En su rostro elegante y hermoso había una expresión de placer, teñida con un toque de desenfreno.
Li Chen miró hacia abajo, completamente complacido consigo mismo.
La primera vez, había ira y resentimiento en sus ojos, una fuerte resistencia, pero ahora, parecía adicta a su vara.
Pensando en su estatus, la poderosa CEO, una figura intocable para muchos, y ahora estaba ansiosamente complaciéndolo debajo de él.
La enorme brecha en sus estatus añadía emoción.
Estaba totalmente exaltado.
Una ola de intenso placer recorrió su cuerpo.
Sin poder contenerse más, colocó una mano en su cabeza, tomando la iniciativa.
—¡Mmm!
¡Mmm!
Mientras la vara empujaba en su boca, Chen Wanqiu apenas podía cerrar sus labios, su garganta emitiendo continuos sonidos de zumbido.
Cada vez que golpeaba la parte posterior de su garganta, había una sensación de asfixia, un poco incómoda, pero la oleada que seguía era tan adictiva que no podía evitarlo.
Incluso llegando tan lejos como para trabajar activamente con los asaltos de Li Chen.
—¡Oh!
¡Tan bueno!
—Li Chen gimió de placer, una expresión de satisfacción extendiéndose por su rostro—.
Cada vez lo haces mejor, no está mal, me gusta mucho, sigue así…
En este momento, se sentía como un emperador en su trono, y Wanqiu, la CEO, no era más que una sirvienta sirviéndole.
La emoción, la excitación en su corazón, era incomparable.
La vara caliente, atendida por esta pequeña boca, estaba también al borde de la erupción.
Después de dos embestidas más fuertes, agarró su cabeza y se dejó llevar.
—¡Mmm!
¡Mmm!
El líquido ardiente disparó profundo en su garganta, y los ojos de Chen Wanqiu se vidriaron, su cuerpo voluptuoso temblando violentamente.

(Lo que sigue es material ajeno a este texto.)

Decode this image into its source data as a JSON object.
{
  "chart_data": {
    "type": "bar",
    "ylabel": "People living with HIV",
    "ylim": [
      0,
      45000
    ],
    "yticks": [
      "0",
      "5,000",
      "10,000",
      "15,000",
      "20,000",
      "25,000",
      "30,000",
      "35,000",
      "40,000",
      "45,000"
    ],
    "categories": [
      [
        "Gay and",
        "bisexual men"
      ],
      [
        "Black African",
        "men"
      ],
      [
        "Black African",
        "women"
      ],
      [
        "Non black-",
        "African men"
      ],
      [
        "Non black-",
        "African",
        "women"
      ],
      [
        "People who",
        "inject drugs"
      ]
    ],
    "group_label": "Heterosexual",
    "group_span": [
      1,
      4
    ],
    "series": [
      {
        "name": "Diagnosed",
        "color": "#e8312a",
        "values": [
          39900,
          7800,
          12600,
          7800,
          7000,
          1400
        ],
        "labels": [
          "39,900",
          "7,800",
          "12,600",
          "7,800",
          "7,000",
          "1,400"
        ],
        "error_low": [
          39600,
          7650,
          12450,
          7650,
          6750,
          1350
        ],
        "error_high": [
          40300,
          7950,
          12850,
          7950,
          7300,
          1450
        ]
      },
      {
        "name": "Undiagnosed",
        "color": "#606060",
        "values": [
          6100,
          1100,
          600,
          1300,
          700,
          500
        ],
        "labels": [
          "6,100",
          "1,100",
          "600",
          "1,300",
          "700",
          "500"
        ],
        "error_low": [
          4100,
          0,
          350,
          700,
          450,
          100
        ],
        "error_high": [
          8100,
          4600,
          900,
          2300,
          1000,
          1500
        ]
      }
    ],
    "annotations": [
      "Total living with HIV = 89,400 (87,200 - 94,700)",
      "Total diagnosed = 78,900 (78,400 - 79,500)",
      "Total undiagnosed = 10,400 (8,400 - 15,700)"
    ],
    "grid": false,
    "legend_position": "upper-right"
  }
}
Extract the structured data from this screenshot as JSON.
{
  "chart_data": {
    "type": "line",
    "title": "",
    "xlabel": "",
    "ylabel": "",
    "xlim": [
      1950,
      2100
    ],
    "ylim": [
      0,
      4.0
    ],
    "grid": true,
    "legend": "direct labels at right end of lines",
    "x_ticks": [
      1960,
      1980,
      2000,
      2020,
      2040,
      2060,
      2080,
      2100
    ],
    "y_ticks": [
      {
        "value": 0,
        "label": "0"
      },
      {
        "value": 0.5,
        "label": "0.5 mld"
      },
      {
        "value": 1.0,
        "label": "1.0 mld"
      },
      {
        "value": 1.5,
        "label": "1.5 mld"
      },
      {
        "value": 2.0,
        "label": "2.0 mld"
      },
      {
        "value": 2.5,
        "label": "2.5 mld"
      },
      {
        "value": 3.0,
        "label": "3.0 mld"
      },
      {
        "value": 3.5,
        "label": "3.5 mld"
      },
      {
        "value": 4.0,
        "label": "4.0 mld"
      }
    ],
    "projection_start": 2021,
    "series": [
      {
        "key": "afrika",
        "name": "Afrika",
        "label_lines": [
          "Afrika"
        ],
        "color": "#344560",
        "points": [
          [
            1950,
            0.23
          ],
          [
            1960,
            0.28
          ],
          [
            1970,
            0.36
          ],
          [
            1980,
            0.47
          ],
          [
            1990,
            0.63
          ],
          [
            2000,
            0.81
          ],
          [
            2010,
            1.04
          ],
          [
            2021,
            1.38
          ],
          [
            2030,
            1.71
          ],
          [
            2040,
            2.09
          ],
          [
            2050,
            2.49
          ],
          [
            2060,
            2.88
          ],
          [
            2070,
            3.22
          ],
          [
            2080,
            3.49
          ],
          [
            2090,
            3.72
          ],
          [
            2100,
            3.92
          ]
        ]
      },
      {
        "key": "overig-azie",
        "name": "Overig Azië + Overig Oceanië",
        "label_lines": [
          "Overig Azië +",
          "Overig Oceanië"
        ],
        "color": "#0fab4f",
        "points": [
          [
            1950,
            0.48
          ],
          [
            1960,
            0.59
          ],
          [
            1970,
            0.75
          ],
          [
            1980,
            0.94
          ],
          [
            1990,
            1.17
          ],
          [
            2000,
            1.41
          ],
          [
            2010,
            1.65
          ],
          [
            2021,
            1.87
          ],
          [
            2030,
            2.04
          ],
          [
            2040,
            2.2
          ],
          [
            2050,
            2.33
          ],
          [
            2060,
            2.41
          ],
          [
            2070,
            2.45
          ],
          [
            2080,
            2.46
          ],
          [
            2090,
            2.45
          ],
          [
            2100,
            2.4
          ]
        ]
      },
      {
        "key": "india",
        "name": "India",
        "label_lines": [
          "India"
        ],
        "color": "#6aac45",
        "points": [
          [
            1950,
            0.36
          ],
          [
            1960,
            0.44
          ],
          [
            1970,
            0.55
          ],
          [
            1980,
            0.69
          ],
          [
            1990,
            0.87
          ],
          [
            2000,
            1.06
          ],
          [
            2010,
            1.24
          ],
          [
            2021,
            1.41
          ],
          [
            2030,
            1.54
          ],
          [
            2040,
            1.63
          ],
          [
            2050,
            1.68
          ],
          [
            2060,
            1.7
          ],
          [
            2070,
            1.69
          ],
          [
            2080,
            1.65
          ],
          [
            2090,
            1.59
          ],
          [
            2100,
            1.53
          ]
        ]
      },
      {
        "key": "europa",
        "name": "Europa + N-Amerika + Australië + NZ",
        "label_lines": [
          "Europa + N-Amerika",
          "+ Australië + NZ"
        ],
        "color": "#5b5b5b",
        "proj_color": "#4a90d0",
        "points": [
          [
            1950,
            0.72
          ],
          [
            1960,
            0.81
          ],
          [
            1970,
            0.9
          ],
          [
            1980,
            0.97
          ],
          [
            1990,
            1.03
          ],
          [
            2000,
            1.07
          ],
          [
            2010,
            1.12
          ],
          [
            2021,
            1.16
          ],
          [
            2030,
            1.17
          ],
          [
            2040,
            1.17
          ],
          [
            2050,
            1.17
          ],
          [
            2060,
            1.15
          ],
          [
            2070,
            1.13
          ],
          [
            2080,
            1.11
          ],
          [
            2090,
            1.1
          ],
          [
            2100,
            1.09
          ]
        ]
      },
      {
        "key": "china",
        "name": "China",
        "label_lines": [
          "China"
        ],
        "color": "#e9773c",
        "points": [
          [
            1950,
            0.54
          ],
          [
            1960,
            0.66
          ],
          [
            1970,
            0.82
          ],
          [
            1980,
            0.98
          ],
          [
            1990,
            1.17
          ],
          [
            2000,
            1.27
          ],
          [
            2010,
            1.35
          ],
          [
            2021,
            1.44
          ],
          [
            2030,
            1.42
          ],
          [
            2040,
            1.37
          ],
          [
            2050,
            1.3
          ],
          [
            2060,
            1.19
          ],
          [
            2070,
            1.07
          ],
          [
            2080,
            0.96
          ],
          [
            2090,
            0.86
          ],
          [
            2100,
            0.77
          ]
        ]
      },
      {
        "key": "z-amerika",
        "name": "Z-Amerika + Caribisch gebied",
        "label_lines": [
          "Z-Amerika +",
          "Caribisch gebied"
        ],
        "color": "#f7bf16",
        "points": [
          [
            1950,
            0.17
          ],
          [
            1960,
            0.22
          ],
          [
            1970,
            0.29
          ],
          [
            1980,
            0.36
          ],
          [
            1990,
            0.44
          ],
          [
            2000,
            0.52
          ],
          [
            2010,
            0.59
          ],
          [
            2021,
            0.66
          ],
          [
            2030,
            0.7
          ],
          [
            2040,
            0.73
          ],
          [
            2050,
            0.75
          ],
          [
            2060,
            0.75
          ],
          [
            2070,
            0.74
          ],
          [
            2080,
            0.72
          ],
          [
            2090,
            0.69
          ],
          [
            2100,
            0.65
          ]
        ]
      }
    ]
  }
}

Después de que todo fue eyaculado, Li Chen se sintió aún más refrescado.
Mirando la sustancia blanca en su delicada lengua, ordenó:
—No lo escupas, trágalo.
—¡Mmm!
Chen Wanqiu no podía hablar, su cabeza sacudiéndose en súplica.
Pero cuando vio la cara inflexible de Li Chen, tragó, su rostro lleno de vergüenza reluctante, y luego, su garganta se retorció mientras tragaba el fluido.
Cuando se levantó, recordando el tono dominante que Li Chen acababa de usar, repentinamente cambió.
—Pequeño bastardo, te atreves a darme órdenes…
—dijo indignada.
Ella debería ser quien diera las órdenes, no algún pequeño bastardo.
La mujer orgullosa parecía nunca estar dispuesta a someterse fácilmente.